Based on the book by Ben Fountain, we follow the story of 19-year-old war hero, Billy Lynn (Jow Alwyn). He returns home from battle, having done a courageous and selfless act in an attempt to save a fellow soldier, Shroom (Vin Diesel). We follow a day in his life as he struggles with returning home from the war and adapting to day-to-day life, and how the public disrespectfully perceives his experience in the war. His squadron is preparing to do a half time show at a football match, and as the day goes on, we’re shown flashbacks to the war, triggered by his PTSD, which his sister (Kristen Stewart) hopes he can use as a reason to leave the war behind.
When I say this feels like a true story, I’m referring to how authentic and well realised everything is. The characters are all three-dimensional, each one with layers and depth, no matter how minor their role is. They all have a history, and their relations with one another feel as though there’s a lot more to them than meets the surface. Creating a highly developed series of characters is no easy accomplishment, but with Billy Lynn, it’s well and truly achieved. Every singe person feels real, whether it’s Billy himself or squadron leader Dime (Garrett Hedlund) or even Billy’s dad (Bruce McKinnon), who appears on screen for literally two minutes.
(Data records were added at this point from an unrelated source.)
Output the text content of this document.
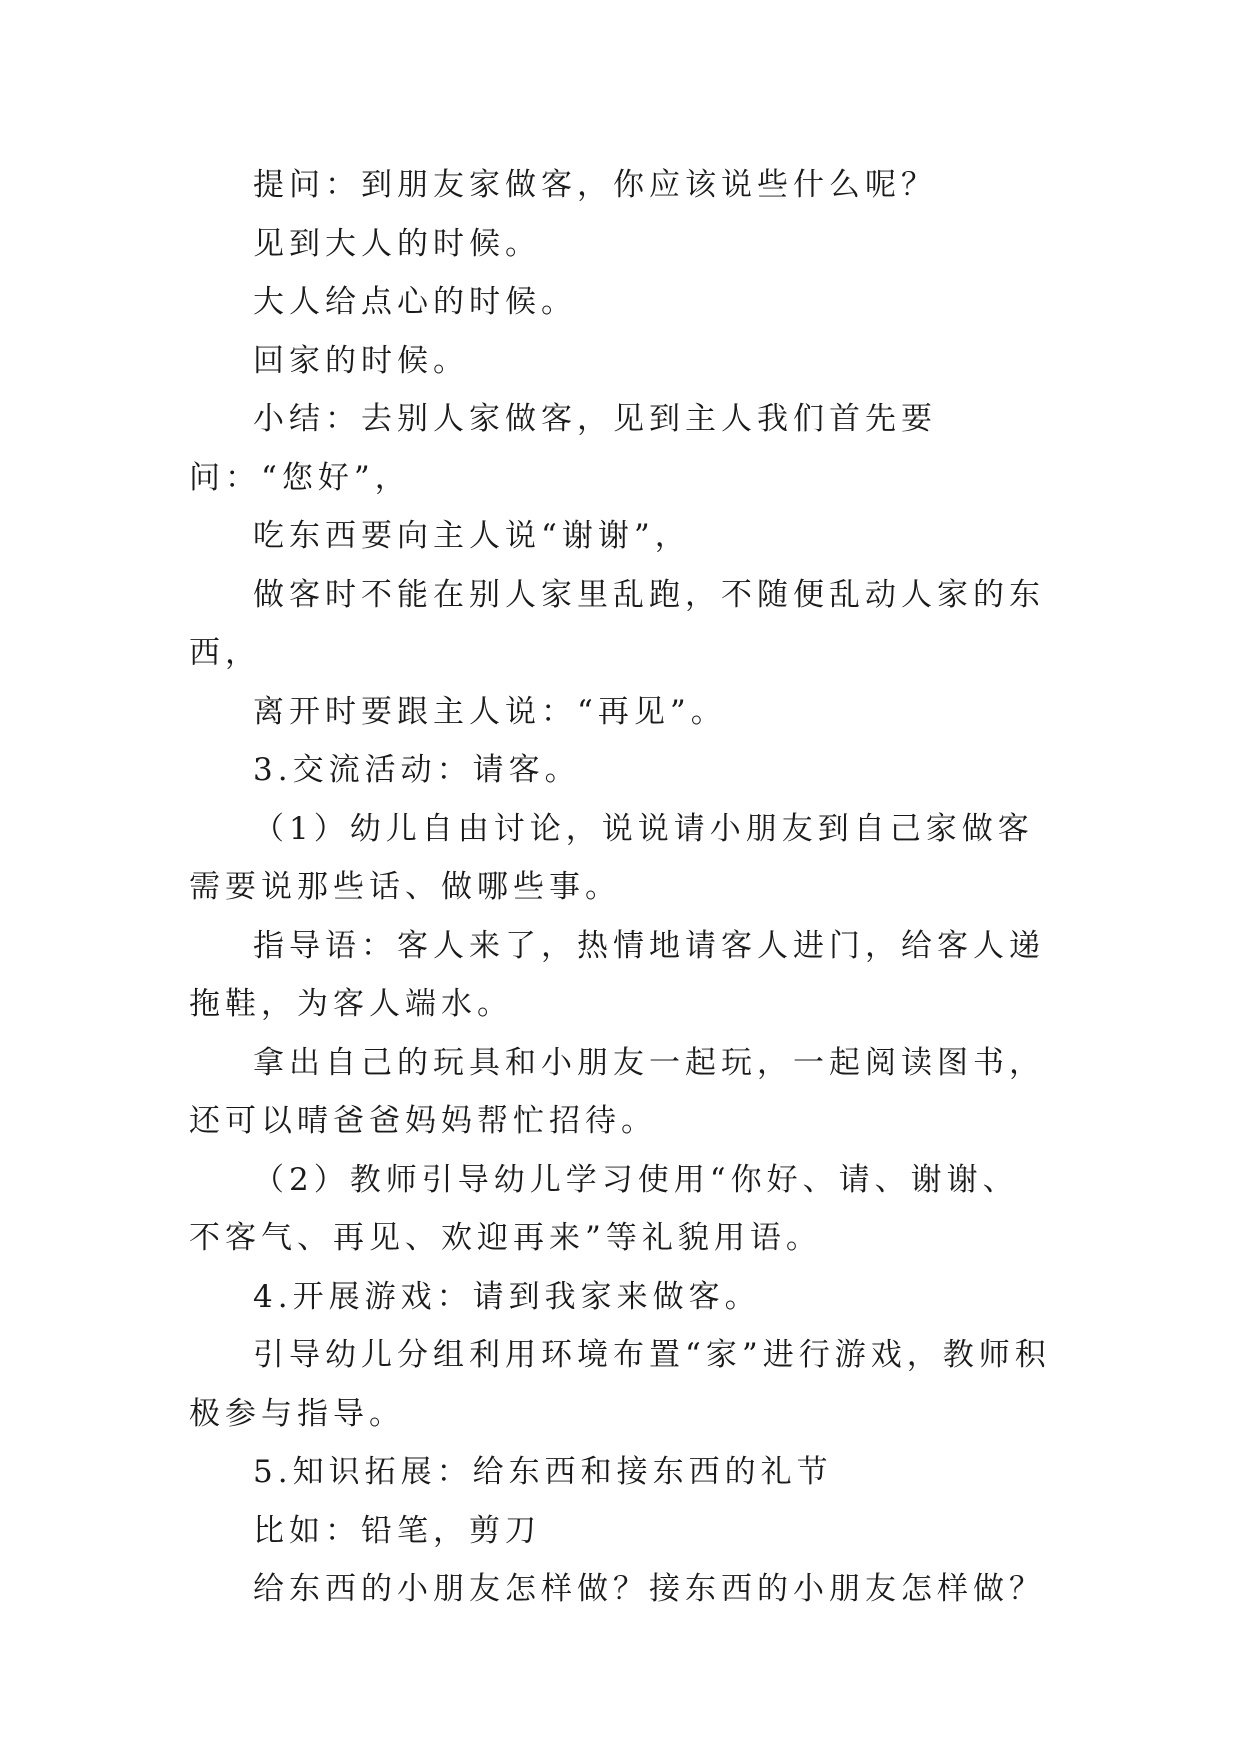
提问：到朋友家做客，你应该说些什么呢？

见到大人的时候。

大人给点心的时候。

回家的时候。

小结：去别人家做客，见到主人我们首先要问：“您好”，

吃东西要向主人说“谢谢”，

做客时不能在别人家里乱跑，不随便乱动人家的东西，

离开时要跟主人说：“再见”。

3.交流活动：请客。

（1）幼儿自由讨论，说说请小朋友到自己家做客需要说那些话、做哪些事。

指导语：客人来了，热情地请客人进门，给客人递拖鞋，为客人端水。

拿出自己的玩具和小朋友一起玩，一起阅读图书，还可以晴爸爸妈妈帮忙招待。

（2）教师引导幼儿学习使用“你好、请、谢谢、不客气、再见、欢迎再来”等礼貌用语。

4.开展游戏：请到我家来做客。

引导幼儿分组利用环境布置“家”进行游戏，教师积极参与指导。

5.知识拓展：给东西和接东西的礼节

比如：铅笔，剪刀

给东西的小朋友怎样做？接东西的小朋友怎样做？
Ang Lee is a director I admire greatly. Over his career, he has made some incredible movies, most of which are highly ambitious. When it comes to Billy Lynn, he turns this simple war drama (well, sort of simple war drama) into an art house movie, and while I have no problem with art house movies, the artsy nature doesn’t work. It’s a highly stylized film, and if he used this style in a better-suited movie, it could potentially fit. Some films call for this style. Billy Lynn’s Long Halftime Walk is not one of them. It’s trying to be way too many things as it is, and adding an art house style into the mix just makes this film a little bit more difficult to sit through.